La prima pagina del quotidiano israeliano Yedioth Ahronoth

“Venite in Siria. A partire da 329 dollari – volo incluso, albergo a tre stelle e noleggio di un’automobile per quattro giorni – potrete vedere le meraviglie del Paese come le rovine archeologiche di Palmira (circa 200 chilometri dalla capitale Damasco)”.

L’annuncio pubblicitario è molto invitante. Peccato che è comparso nel momento sbagliato, nel mezzo sbagliato e nel posto sbagliato: perché l’inserzione, fatta in forma anonima, si può vedere oggi sulle pagine del quotidiano israeliano Yedioth Ahronoth. Un giornale che non ci è mai andato leggero con il regime siriano e un Paese, Israele, che considera Damasco una delle città dove i terroristi pianificano la distruzione dello Stato ebraico.

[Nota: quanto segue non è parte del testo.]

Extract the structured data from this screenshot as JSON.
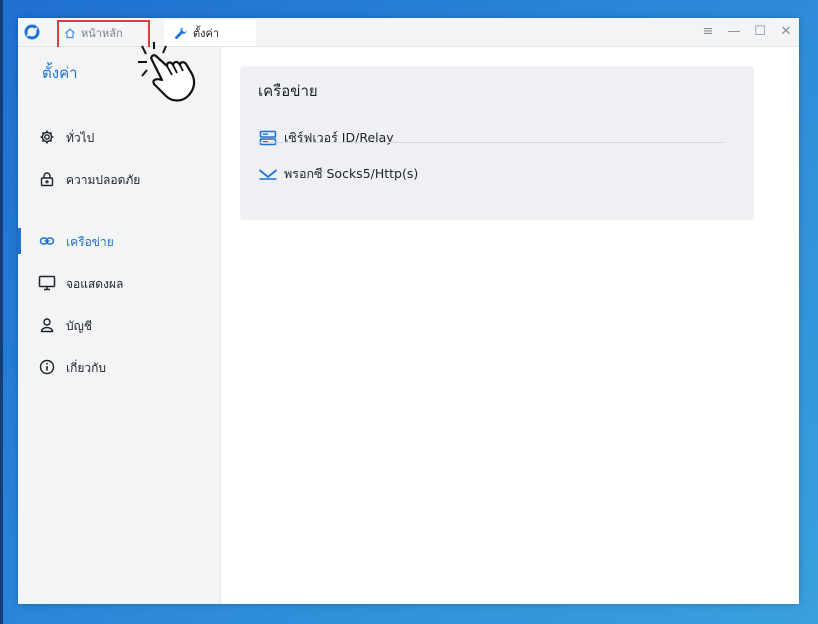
{
  "titlebar": {
    "tabs": [
      {
        "label": "หน้าหลัก",
        "icon": "home-icon"
      },
      {
        "label": "ตั้งค่า",
        "icon": "wrench-icon"
      }
    ],
    "controls": {
      "menu": "≡",
      "minimize": "—",
      "maximize": "☐",
      "close": "✕"
    }
  },
  "sidebar": {
    "title": "ตั้งค่า",
    "items": [
      {
        "label": "ทั่วไป",
        "icon": "gear-icon"
      },
      {
        "label": "ความปลอดภัย",
        "icon": "lock-icon"
      },
      {
        "label": "เครือข่าย",
        "icon": "link-icon",
        "active": true
      },
      {
        "label": "จอแสดงผล",
        "icon": "monitor-icon"
      },
      {
        "label": "บัญชี",
        "icon": "user-icon"
      },
      {
        "label": "เกี่ยวกับ",
        "icon": "info-icon"
      }
    ]
  },
  "main": {
    "card": {
      "title": "เครือข่าย",
      "rows": [
        {
          "label": "เซิร์ฟเวอร์ ID/Relay",
          "icon": "server-icon"
        },
        {
          "label": "พรอกซี Socks5/Http(s)",
          "icon": "proxy-icon"
        }
      ]
    }
  },
  "colors": {
    "accent": "#1f72d6",
    "highlight": "#e53935"
  }
}
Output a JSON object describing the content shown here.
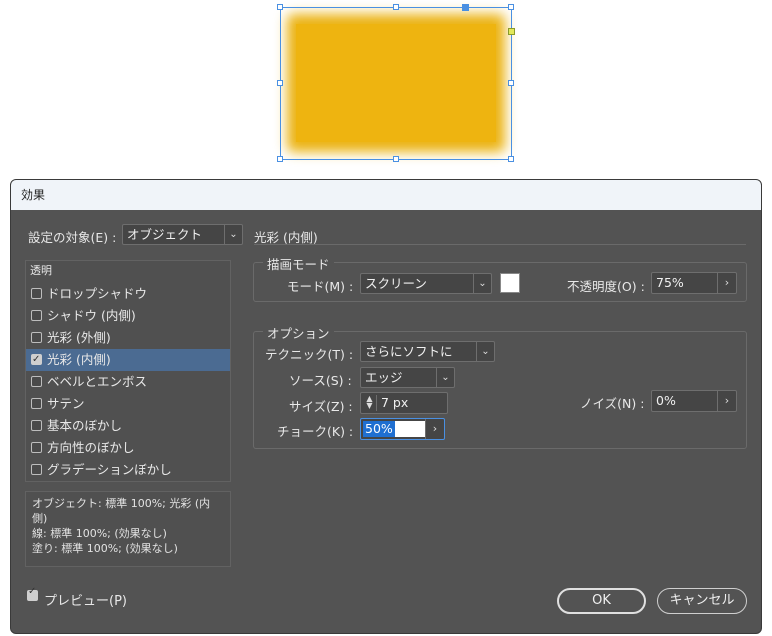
{
  "dialog": {
    "title": "効果",
    "target_label": "設定の対象(E) :",
    "target_value": "オブジェクト",
    "section_title": "光彩 (内側)",
    "effects_list": [
      {
        "label": "透明",
        "header": true
      },
      {
        "label": "ドロップシャドウ",
        "checked": false
      },
      {
        "label": "シャドウ (内側)",
        "checked": false
      },
      {
        "label": "光彩 (外側)",
        "checked": false
      },
      {
        "label": "光彩 (内側)",
        "checked": true,
        "selected": true
      },
      {
        "label": "ベベルとエンボス",
        "checked": false
      },
      {
        "label": "サテン",
        "checked": false
      },
      {
        "label": "基本のぼかし",
        "checked": false
      },
      {
        "label": "方向性のぼかし",
        "checked": false
      },
      {
        "label": "グラデーションぼかし",
        "checked": false
      }
    ],
    "summary": {
      "line1": "オブジェクト: 標準 100%; 光彩 (内",
      "line2": "側)",
      "line3": "線: 標準 100%; (効果なし)",
      "line4": "塗り: 標準 100%; (効果なし)"
    },
    "blend_group": {
      "title": "描画モード",
      "mode_label": "モード(M) :",
      "mode_value": "スクリーン",
      "swatch_color": "#ffffff",
      "opacity_label": "不透明度(O) :",
      "opacity_value": "75%"
    },
    "options_group": {
      "title": "オプション",
      "technique_label": "テクニック(T) :",
      "technique_value": "さらにソフトに",
      "source_label": "ソース(S) :",
      "source_value": "エッジ",
      "size_label": "サイズ(Z) :",
      "size_value": "7 px",
      "choke_label": "チョーク(K) :",
      "choke_value": "50%",
      "noise_label": "ノイズ(N) :",
      "noise_value": "0%"
    },
    "preview_label": "プレビュー(P)",
    "preview_checked": true,
    "ok_label": "OK",
    "cancel_label": "キャンセル"
  },
  "canvas": {
    "shape_color": "#eeb410"
  }
}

Non solo. Perché a rendere quella pagina intera di pubblicità ancora più senza senso è il fatto che i destinatari – i cittadini israeliani – anche se volessero, non potrebbero metterci piede in Siria.

Tra i due paesi non ci sono relazioni diplomatiche. E, spesso, alle rispettive dogane, i poliziotti cercano di mettere il timbro sul passaporto dei turisti stranieri. Perché con un visto israeliano lo straniero non può più entrare in Siria. E con un visto siriano, un turista non può entrare in Israele.